Saturday, June 12, 2010

Solarbabies


I’ve always had a thing for post-apocalyptic stuff. Probably because of my extremely realistic take on life. My understanding of our current climate, plagued as we are with unstoppable oil geysers and unwinnable wars, suggests that we are careening towards the apocalypse at breakneck speed, wildly out of control, our fates in the hands of the wicked and powerful. We live on the razor’s edge, because there is no other way to live. And once the inevitable apocalypse comes, we will be bombed into a hell of our own making– pushing our grocery carts through the ash-laden highways of burned America, with only our dissipating memories of former days to keep us company.

These guys know. They’re the Solarbabies.
Pictured: a group of young people who willingly and with full mental faculties, signed on to a movie apparently aware that they would be asked to portray something called “Solarbabies.”

Solarbabies, you guys.
 

Solarbabies is a 1986 movie starring who cares. It takes a place in a post apocalyptic future where something called The Protectorate is in charge of all the water, so there is no water anywhere. Also, this happens.
 
Roller skates! In the future! FUTURE ROLLERSKATES?!? Radical! Post-apocalyptic? More like POST-AWESOMPTALYPTIC, am I right? (I am not right.) Anyhow, it is not all fun and games in Solarbaby land which is either in the distant future or another planet altogether – the movie was never very clear on that point. It was not very clear on any point. The movie really trusted that I would be able to figure it out on my own (“show, don’t tell”) but I spent a good half the movie with one look on my face.

Pictured: My face, LADIES.

All children are forced to go to an orphanage where they’re forced to rollerskate everywhere, and forced to learn and play this skating sport hockey/lacrosse thing for some reason that is literally never explained whatsoever at all, period, amen. There are different teams and our heroes call themselves the Solarbabies (“because when you’re as good as they are, you don’t need a menacing name.” Oh, that is such a good line from the movie. It was probably RIPPED from a production meeting.

1: Do you think we should pick a name that doesn’t sound like the name of Anne Gedde’s memoirs?

2: I don’t know what a memoir is, because I’m a complete idiot, but I’ll tell you right now that when your movie is this good, you don’t need a good name. MOVIE NAMING MEETING, ADJOURNED!)

But then, Richard (“The Pin” in Brick! When he was just a little guy!) finds Bodai. It’s this glowing volleyball thing that cures his deafness and makes it fake rain indoors and everyone just falls in love with this little glowing ball that has no apparent personality whatsoever.
A boy and his best effing friend, I guess.

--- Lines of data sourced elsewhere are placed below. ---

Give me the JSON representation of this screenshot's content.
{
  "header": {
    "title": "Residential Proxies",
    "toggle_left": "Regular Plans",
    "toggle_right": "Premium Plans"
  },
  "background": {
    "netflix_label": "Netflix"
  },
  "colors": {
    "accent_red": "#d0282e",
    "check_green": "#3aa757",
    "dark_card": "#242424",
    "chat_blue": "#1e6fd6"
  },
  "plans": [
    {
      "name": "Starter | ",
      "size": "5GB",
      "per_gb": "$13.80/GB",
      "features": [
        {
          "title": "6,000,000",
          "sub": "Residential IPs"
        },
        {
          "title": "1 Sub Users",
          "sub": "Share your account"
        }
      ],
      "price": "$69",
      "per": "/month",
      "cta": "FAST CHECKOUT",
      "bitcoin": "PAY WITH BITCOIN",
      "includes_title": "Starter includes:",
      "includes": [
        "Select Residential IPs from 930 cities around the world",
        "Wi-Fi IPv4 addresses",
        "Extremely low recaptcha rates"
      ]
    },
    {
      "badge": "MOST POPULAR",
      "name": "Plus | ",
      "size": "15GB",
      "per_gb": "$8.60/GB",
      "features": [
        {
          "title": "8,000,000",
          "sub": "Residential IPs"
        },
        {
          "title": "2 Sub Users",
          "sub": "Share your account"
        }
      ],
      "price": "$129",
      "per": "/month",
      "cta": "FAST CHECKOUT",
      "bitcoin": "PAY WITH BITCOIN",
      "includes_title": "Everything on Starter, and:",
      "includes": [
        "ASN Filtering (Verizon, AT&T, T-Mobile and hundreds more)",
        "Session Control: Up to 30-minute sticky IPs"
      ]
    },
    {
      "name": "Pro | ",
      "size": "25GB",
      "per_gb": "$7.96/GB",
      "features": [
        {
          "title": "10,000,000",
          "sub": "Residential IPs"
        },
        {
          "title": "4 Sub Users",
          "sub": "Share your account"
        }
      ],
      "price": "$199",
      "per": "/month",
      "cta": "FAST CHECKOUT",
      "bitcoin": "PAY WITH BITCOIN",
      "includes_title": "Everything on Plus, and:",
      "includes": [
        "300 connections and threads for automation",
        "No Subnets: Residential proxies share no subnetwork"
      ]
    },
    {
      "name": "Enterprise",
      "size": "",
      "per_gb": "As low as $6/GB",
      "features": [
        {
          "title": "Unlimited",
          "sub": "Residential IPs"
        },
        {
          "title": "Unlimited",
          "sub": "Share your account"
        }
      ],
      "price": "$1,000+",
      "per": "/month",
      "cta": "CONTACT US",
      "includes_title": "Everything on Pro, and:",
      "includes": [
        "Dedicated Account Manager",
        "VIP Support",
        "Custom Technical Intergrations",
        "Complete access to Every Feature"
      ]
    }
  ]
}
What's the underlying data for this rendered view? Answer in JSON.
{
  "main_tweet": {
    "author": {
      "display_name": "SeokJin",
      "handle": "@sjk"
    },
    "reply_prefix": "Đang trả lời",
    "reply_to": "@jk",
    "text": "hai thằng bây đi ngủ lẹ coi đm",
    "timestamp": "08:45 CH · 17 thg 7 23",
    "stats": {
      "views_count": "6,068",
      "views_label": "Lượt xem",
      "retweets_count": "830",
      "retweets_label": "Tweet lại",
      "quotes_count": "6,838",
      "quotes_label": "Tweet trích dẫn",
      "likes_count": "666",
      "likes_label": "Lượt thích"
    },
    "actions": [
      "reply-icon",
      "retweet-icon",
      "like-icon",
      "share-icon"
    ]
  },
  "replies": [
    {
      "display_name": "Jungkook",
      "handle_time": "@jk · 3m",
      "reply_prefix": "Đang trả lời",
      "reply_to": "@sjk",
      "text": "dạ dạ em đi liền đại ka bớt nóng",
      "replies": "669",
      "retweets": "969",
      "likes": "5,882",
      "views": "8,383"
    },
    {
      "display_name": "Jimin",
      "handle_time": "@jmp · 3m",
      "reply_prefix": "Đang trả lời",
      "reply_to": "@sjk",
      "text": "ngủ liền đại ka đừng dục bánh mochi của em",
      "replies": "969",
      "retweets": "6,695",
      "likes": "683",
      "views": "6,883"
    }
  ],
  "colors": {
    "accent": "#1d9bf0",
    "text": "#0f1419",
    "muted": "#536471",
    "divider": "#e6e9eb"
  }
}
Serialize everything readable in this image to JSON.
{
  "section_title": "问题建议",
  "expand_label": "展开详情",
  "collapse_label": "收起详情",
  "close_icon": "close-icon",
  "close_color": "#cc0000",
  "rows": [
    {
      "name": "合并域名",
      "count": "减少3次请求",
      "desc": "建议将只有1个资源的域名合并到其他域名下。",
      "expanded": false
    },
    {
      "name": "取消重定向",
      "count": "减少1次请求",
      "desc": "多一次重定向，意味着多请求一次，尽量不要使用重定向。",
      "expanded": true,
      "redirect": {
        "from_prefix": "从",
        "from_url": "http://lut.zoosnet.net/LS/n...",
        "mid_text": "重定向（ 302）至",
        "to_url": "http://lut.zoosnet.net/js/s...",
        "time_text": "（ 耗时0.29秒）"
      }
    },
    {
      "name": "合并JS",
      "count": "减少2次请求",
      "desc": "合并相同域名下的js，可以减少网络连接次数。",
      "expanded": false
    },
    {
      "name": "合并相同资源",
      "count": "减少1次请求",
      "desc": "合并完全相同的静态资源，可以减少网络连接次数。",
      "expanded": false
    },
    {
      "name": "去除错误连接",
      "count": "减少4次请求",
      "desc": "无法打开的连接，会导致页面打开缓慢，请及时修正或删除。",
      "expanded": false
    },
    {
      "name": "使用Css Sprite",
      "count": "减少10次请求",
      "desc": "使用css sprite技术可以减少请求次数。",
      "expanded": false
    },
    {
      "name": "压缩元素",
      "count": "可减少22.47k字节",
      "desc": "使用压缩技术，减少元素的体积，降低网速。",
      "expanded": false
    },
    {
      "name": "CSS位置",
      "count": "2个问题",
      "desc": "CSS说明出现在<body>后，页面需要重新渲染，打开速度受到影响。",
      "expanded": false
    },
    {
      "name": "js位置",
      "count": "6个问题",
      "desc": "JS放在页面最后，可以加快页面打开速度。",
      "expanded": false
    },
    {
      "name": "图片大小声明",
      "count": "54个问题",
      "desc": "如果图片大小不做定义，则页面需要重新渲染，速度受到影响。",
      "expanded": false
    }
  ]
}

But when Bodai goes missing, the Solarbabies runaway  SKATEaway from the orphanage in broad daylight out the front door pursued by no one at all and go on a quest to find it. And what an adventure it is! So great! The greatest adventure, for sure.

This happens.

Some stuff happens. A bird dies and they all cry and have to bury it before they can move on. One of the guys finds a beer in an abandoned cave and drinks it. And when the bad guy hits on the Solarbaby girl, she says, “away from me, you filth!” YEOW! That’s a spicy meat-a-ball! Also, they meet this guy who looks like Jesus and owns a glacier (“it’s called ice.”) They continue to refer to themselves as Solarbabies the whole entire time. They skate everywhere, in the desert. Bodai is captured and tortured in a scene that is very heartbreaking hilarious. Eventually, the Protectorate dam breaks and all the water spills out, which creates a thunderstorm (“that is what dam breaks do.” – Solarbabies’ marine experts.)

Guys, I seriously have not had this much fun watching a movie in a long time. There is no reason for you to not watch it right now. I won’t ruin anything for you, but the Solarbabies save the future world in ways that can only be described as “roller-skate-based.” The part where this happens:



Is the funniest scene I have seen in any movie this year. Except for maybe the climactic finish in which Bodai actually kills the villains in wildly and dramatically horrific ways.

Pictured: A scene from a movie about roller skating

 You swim with Bodi, you get wet with FIRE. We finish, not with the US poster, which is hilarious, or with my own fan-made poster. But with the Spanish poster – which some courageous soul actually painted and did an remarkable job of making this movie look awesome.
 Pictured: So, so many things that just don't happen at all in Solarbabies.

For those of you who no habla, the tagline at the top says: “Sometimes, I hate my job...lots!”
Solarbaby Painter: brave soldier in the war against truth-in-advertising.